Ils restèrent toute la nuit à discuter dans la chambre de Julia. Elle lui parla des palais, des châteaux, des diamants, et de tout l’or qu’elle avait vu. Elle lui raconta ce qui se passait après la mort. Afine l’écoutait sans dire un mot, ébloui par toutes ces choses dont il n’avait jamais entendu parler.
Cent mille milliards
France, 2024
De Virgil Vernier
Durée : 1h17
Sortie : 04/12/2024
Note :
NOËL ENSEMBLE
« Le géant n’avait peur de rien » dit la voix-off, installant Cent mille milliards dans le registre de la légende. Dans le nouveau film de Virgil Vernier, des ados du sud-est de la France discutent, partagent leurs pires anecdotes d’escort ou à l’ehpad. On rêve de réussite, d’argent, de Dubaï. Le jeune Afine va se retrouver à voyager un peu plus près : à Monaco. Les lieux chez Virgil Vernier ont une importance capitale et donnent d’ailleurs souvent leur nom à ses films, courts, moyens ou longs métrages. On pense à Orléans, à Andorre ou à Meriadeck, on pense encore à Mercuriales (sur des tours en banlieue parisienne) ou à Sophia-Antipolis (qui se situe dans les Alpes Maritime).

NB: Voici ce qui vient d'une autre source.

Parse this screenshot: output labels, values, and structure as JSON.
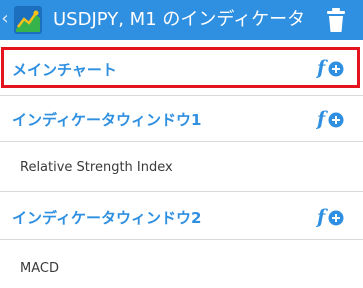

Le nouveau Vernier n’a pas pour titre le nom d’un lieu, mais c’est un endroit qu’il a déjà exploré dans un passé proche. Dans son court Imperial Princess, on suivait déjà l’errance solitaire d’une toute jeune femme russe laissée seule par sa famille à Monaco. Dans son moyen métrage Sapphire Crystal, le réalisateur racontait là aussi la richesse terne d’une jeunesse à Genève. La plupart des films de Vernier ont en commun de capter le merveilleux qui peut être tapi dans des endroits sans identité. Monaco est ici un territoire de fantasmes, qui évoque des images puissantes, c’est une surprise dans le calendrier de l’avent. Mais ce décor de conte est en toc, il n’y a aucune âme dans ce territoire, les appartements semblent hantés et, lorsqu’on repense aux images trafiquées de Dubaï, les lieux rêvés ressemblent avant tout à des illusions.

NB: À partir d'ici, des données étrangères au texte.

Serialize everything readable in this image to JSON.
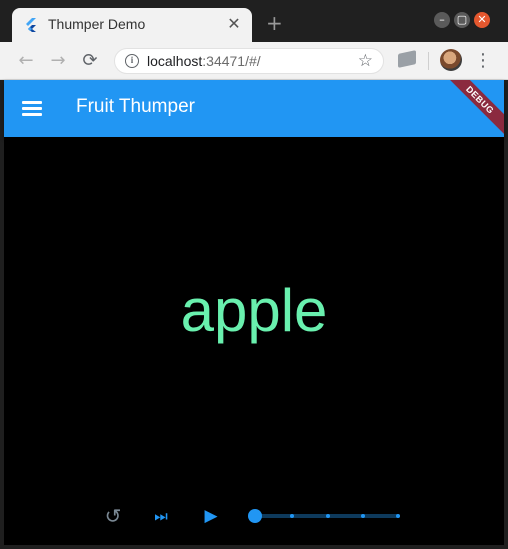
{
  "browser": {
    "tab_title": "Thumper Demo",
    "tab_close_glyph": "✕",
    "new_tab_glyph": "+",
    "url_host": "localhost",
    "url_rest": ":34471/#/",
    "back_glyph": "←",
    "forward_glyph": "→",
    "reload_glyph": "⟳",
    "star_glyph": "☆",
    "menu_glyph": "⋮",
    "info_glyph": "i",
    "window_controls": {
      "minimize": "–",
      "maximize": "▢",
      "close": "✕"
    }
  },
  "app": {
    "title": "Fruit Thumper",
    "debug_banner": "DEBUG",
    "word": "apple",
    "colors": {
      "appbar": "#2196f3",
      "word": "#69f0ae",
      "accent": "#2196f3",
      "debug": "#8b2a3f"
    }
  },
  "controls": {
    "replay_glyph": "↺",
    "skip_glyph": "⏭",
    "play_glyph": "▶",
    "slider": {
      "value": 0,
      "min": 0,
      "max": 4,
      "divisions": 4
    }
  }
}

Virgil Vernier suit son jeune héros durant la période de Noël. C’est un film de Noël, certes pas comme les autres. Un Noël où une nounou serbe rencontrée par Afine espère « plus de lumière, plus d’argent ». Comme souvent chez le cinéaste, il y a une habileté à mettre en scène de manière ultra-sensible de profondes solitudes. C’est la solitude d’enfants de contes : on croise une grand-mère sorcière qui prévient qu’ici, « les enfants vieillissent vite » et ses mots ressemblent à un mauvais sort. On entend des légendes d’oie blanche, il y a une princesse enfermée dans une tour. Le regard attentif de Vernier fait naître une drôle de vibration surnaturelle dans des lieux tristement réalistes et contemporains.
Cent mille milliards est également un film bâti sur des contraires forts et évocateurs : post-apocalyptique et douceur générale, musique du passé et musique contemporaine, avenir de Monaco et son absence d’histoire, magie et détails banals du quotidien. Cette précieuse double lecture donne aux mondes de Vernier une profondeur à la fois présente et transparente. Si ce n’est la réserve que Cent mille milliards a un peu une impression de déjà vu dans la filmographie du cinéaste, le film parvient de manière intrigante à saisir la vérité secrète de ses protagonistes. L’étrange titre est comme une évocation onirique d’une richesse telle qu’elle devient abstraite. Le ciel orange impressionnant est-il tout simplement un coucher de soleil, ou un indice de fin du monde ?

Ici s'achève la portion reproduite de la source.